= Barry Buckley =

Australian musician, dental technician (1938–2006)

Barry Buckley (1938–2006) was an Australian jazz double bassist and dental technician from Melbourne, a notable presence on the modern jazz scene for over 40 years.

In the mid-1950s Buckley joined pianist David Martin, trumpeter Keith Hounslow, drummer Stewart Speer (later of Max Merritt fame) and saxophonist Brian Brown to form the first Brian Brown Quintet becoming Australia's foremost hard bop group, regularly playing at Horst Liepolt's Jazz Centre 44 in St Kilda.

Later Buckley teamed with drummer Ted Vining and pianist Don Wilde with Don Bennett as host to run the Cool Cats Show on Channel 7 for two years.

For several years in the early 1960s Buckley dropped out of the Jazz scene to establish Buckley-Hutton laboratories, which would become one of the biggest dental labs in the southern hemisphere, and to devote time to family.

He emerged in the late sixties teaming up with Brian Brown, Tony Gould and Ted Vining to form the Brian Brown Quartet. After a few years Gould left the group, replaced by a young Bob Sedergreen. Around 1969 the trio of Buckley, Sedergreen and Vining formed and played together for the next 37 years. The Quartet disbanded in 1979 when Vining moved north to Sydney then Brisbane.
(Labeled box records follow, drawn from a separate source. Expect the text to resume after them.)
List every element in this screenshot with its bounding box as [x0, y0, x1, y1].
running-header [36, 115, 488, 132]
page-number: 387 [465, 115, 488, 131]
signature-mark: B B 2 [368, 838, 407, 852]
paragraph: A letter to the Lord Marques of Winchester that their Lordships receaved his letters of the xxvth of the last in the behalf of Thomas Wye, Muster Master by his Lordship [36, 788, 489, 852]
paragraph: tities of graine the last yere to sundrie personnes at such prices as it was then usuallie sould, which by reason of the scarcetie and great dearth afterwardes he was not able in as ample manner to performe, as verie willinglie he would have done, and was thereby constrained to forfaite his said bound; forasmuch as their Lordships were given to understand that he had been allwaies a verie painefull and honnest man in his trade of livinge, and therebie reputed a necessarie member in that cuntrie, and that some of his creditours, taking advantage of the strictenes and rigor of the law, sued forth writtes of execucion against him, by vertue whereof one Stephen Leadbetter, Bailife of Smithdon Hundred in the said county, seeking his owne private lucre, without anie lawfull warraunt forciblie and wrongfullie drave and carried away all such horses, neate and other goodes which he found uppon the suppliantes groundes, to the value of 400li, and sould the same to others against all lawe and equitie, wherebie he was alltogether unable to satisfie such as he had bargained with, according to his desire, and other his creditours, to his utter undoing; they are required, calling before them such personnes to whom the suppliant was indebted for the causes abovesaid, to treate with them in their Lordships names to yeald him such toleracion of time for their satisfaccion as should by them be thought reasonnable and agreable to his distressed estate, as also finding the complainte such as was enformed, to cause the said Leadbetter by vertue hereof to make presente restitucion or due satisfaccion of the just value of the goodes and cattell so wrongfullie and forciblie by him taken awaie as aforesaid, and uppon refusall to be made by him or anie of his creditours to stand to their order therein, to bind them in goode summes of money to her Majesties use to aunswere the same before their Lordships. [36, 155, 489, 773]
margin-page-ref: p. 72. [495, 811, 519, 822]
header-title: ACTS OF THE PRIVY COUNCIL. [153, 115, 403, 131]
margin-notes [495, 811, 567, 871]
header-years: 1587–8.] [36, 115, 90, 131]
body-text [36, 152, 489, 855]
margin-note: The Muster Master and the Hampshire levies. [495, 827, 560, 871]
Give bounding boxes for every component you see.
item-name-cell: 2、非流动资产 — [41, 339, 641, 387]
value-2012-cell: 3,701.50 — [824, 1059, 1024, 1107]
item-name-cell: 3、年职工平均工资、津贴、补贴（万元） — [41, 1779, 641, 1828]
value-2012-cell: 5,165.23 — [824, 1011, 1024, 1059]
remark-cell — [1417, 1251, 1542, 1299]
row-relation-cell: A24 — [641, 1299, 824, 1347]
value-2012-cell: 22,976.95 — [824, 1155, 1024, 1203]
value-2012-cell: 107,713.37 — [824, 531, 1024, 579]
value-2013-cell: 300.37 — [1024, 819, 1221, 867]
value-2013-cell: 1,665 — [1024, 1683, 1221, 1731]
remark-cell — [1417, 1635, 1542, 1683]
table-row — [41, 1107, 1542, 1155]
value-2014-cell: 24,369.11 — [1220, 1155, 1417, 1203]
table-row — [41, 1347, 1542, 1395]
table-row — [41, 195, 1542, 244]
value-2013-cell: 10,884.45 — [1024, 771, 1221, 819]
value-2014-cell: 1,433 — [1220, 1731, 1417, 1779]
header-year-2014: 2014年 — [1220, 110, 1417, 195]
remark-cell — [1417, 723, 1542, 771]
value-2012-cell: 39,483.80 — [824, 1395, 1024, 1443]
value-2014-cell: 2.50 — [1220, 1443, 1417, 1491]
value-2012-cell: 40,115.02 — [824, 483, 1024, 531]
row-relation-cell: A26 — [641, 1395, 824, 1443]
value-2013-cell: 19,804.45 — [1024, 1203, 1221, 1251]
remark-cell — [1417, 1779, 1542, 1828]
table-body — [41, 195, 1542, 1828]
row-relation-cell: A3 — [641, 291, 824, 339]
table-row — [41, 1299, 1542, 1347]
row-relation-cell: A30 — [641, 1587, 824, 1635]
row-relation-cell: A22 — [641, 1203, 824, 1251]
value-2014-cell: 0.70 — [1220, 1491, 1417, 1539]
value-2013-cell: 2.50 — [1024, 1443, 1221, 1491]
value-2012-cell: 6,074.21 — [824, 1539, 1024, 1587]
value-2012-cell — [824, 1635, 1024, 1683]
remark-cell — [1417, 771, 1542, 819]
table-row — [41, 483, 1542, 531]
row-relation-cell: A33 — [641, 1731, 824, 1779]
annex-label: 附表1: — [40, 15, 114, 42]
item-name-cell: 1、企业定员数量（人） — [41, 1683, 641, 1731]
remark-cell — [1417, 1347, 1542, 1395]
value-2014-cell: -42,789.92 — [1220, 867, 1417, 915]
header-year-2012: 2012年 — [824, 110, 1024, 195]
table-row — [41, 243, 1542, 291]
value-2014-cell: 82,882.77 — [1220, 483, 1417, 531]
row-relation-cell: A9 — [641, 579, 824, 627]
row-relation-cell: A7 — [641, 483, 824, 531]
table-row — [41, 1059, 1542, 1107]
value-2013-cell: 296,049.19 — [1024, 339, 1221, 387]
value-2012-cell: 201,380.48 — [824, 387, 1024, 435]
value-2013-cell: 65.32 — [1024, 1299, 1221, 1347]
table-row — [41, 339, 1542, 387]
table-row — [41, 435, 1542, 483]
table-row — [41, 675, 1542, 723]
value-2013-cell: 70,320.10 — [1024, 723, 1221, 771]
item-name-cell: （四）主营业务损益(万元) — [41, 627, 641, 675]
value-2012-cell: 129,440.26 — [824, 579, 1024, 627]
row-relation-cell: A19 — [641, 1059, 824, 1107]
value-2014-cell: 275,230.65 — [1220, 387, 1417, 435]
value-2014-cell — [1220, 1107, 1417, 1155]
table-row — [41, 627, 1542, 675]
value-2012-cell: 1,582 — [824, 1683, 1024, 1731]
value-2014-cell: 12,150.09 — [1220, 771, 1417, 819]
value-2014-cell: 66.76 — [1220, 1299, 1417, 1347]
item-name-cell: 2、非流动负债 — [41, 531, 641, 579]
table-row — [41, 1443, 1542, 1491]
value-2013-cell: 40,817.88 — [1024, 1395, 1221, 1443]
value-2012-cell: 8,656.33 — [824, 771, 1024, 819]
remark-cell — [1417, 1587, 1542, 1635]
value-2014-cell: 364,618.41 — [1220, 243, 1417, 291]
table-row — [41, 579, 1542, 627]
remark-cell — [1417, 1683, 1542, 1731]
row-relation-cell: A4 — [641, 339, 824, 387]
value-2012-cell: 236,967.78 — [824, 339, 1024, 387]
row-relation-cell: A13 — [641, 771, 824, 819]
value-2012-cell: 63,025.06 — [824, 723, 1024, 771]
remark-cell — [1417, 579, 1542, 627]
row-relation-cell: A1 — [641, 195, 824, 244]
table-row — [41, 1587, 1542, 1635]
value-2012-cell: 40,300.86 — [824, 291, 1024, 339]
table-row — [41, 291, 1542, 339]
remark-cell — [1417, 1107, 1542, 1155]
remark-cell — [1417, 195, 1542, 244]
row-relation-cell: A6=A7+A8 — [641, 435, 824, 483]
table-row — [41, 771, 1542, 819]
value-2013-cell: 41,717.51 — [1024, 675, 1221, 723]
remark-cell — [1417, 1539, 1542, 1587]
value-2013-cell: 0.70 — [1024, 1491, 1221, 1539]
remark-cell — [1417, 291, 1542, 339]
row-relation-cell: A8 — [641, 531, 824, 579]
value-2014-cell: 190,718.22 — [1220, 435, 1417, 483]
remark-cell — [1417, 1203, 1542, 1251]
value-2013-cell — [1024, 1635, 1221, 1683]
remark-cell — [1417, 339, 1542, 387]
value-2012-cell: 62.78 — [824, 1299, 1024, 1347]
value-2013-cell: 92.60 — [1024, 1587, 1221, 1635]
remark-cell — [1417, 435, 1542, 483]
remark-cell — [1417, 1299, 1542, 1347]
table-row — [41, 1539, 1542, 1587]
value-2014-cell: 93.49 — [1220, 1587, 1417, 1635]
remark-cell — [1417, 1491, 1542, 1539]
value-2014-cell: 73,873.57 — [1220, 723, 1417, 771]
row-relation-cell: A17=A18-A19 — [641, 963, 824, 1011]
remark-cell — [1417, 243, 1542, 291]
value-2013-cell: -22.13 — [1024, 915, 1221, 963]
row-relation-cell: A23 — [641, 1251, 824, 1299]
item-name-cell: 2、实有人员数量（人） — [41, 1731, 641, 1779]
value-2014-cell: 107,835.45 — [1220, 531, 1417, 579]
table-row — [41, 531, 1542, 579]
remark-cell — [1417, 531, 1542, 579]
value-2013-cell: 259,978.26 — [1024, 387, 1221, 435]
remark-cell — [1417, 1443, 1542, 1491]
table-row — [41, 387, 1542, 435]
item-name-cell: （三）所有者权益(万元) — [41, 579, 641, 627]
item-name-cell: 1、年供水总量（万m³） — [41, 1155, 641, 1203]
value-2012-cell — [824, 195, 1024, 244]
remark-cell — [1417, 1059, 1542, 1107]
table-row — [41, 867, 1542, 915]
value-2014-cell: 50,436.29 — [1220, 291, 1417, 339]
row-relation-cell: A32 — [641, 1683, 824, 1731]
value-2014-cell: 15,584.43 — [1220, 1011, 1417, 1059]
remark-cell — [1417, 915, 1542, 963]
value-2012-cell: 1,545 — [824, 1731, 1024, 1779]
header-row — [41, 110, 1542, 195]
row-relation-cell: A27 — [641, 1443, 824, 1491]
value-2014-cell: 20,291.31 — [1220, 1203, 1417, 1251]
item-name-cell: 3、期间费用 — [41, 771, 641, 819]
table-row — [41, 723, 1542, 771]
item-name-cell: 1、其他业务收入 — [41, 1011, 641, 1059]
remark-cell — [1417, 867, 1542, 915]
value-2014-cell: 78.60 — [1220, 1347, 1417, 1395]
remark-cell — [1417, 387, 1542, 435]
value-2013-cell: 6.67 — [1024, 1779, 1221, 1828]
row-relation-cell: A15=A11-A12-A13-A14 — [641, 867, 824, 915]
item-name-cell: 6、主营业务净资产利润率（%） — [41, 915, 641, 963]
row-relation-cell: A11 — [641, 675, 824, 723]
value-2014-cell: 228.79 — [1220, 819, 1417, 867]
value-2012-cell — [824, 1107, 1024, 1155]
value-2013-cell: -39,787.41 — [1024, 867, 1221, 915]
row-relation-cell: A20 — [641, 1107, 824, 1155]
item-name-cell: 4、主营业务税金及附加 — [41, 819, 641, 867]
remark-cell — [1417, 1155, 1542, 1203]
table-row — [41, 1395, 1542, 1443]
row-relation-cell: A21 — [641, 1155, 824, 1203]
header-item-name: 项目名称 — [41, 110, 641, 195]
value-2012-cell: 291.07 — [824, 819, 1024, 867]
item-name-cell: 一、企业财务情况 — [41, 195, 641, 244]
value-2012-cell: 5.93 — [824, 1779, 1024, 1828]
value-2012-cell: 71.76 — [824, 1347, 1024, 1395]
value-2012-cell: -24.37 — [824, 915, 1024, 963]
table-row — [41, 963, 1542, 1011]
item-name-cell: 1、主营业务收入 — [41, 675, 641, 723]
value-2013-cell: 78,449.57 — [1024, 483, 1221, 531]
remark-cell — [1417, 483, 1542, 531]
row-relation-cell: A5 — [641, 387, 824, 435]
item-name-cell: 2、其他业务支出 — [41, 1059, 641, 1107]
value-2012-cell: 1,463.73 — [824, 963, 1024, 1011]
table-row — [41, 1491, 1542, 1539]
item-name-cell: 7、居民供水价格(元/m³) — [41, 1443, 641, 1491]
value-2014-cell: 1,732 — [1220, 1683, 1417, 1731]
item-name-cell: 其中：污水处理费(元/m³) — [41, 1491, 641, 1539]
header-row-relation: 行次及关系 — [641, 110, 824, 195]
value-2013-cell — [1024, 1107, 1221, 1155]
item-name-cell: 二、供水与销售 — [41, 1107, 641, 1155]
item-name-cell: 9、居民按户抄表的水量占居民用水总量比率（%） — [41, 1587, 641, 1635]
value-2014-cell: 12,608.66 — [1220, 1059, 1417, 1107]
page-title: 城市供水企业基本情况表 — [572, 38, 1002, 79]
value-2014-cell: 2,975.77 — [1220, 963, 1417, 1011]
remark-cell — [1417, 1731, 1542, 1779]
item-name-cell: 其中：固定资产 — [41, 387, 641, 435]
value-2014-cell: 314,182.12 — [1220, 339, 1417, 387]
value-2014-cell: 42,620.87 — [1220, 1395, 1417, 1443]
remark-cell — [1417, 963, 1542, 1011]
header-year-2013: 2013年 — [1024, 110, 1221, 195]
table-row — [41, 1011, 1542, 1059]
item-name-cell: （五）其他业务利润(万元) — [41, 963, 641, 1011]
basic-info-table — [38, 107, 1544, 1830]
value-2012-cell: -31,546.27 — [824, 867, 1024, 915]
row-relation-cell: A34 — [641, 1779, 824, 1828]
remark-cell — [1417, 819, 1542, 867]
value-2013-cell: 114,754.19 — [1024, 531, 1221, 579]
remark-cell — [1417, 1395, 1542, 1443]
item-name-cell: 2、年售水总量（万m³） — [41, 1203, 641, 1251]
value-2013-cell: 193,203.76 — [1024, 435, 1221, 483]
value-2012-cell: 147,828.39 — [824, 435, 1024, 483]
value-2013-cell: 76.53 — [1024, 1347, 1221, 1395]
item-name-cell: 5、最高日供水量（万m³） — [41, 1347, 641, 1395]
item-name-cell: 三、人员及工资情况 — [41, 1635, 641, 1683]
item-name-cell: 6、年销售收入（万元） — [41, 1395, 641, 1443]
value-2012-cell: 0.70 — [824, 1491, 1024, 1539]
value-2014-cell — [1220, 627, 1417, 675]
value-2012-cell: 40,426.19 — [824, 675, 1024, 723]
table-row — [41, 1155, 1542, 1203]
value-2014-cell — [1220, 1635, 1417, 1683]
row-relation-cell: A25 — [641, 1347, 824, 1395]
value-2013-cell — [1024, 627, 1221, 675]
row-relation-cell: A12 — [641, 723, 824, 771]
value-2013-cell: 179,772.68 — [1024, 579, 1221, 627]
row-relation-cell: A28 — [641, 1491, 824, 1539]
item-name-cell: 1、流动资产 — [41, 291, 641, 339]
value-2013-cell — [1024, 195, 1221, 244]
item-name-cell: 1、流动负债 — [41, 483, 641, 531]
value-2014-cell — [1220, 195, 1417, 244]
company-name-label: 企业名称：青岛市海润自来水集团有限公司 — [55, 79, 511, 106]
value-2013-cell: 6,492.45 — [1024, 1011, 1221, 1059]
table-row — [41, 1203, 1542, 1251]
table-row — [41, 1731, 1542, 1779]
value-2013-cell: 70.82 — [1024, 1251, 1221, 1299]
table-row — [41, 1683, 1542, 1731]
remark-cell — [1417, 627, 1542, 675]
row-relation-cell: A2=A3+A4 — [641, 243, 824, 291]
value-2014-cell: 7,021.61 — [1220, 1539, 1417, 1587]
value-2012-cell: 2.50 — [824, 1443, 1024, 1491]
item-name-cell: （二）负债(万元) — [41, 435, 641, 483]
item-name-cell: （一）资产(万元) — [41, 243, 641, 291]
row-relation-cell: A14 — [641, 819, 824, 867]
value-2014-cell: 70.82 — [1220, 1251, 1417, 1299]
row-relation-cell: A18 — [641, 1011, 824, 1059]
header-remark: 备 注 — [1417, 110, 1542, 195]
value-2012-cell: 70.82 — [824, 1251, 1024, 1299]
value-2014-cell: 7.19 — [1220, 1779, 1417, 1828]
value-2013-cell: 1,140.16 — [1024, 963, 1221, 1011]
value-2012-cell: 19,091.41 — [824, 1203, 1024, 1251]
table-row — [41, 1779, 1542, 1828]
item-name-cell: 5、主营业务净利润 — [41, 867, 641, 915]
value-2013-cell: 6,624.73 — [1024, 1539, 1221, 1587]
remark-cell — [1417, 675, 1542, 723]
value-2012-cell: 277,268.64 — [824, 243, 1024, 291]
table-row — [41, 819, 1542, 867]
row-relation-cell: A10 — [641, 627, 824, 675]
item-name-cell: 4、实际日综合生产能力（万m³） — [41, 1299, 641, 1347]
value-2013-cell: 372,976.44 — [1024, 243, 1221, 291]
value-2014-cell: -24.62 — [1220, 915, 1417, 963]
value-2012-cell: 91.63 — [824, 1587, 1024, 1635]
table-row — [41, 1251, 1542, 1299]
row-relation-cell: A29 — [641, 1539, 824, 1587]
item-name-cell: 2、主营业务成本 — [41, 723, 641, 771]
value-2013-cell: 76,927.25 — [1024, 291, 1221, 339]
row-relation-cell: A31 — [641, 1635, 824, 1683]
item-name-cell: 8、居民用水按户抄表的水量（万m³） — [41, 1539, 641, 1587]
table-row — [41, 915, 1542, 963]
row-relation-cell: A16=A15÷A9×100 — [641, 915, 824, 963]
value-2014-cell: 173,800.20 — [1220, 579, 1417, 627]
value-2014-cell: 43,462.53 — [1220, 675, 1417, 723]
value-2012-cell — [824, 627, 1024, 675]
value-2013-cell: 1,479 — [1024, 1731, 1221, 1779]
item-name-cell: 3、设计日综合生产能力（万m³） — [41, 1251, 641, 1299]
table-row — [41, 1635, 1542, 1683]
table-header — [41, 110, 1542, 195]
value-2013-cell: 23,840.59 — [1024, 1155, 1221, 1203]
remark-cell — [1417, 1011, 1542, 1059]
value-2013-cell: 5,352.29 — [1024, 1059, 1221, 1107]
In the 1980s Buckley joined Martin Jackson (one of the founders of the Melbourne Jazz Co-operative) in his group Odwala and also participated in Sedergreen's Blues on the Boil, and performed with Bernie McGann.

Buckley's last performance was with the Ted Vining Trio at the North Coast Jazz Festival in Bangalow three months before his death from cancer in September 2006. Three days before his death Buckley donated an historic three-stringed DeVereaux double bass to the Museum of Victoria.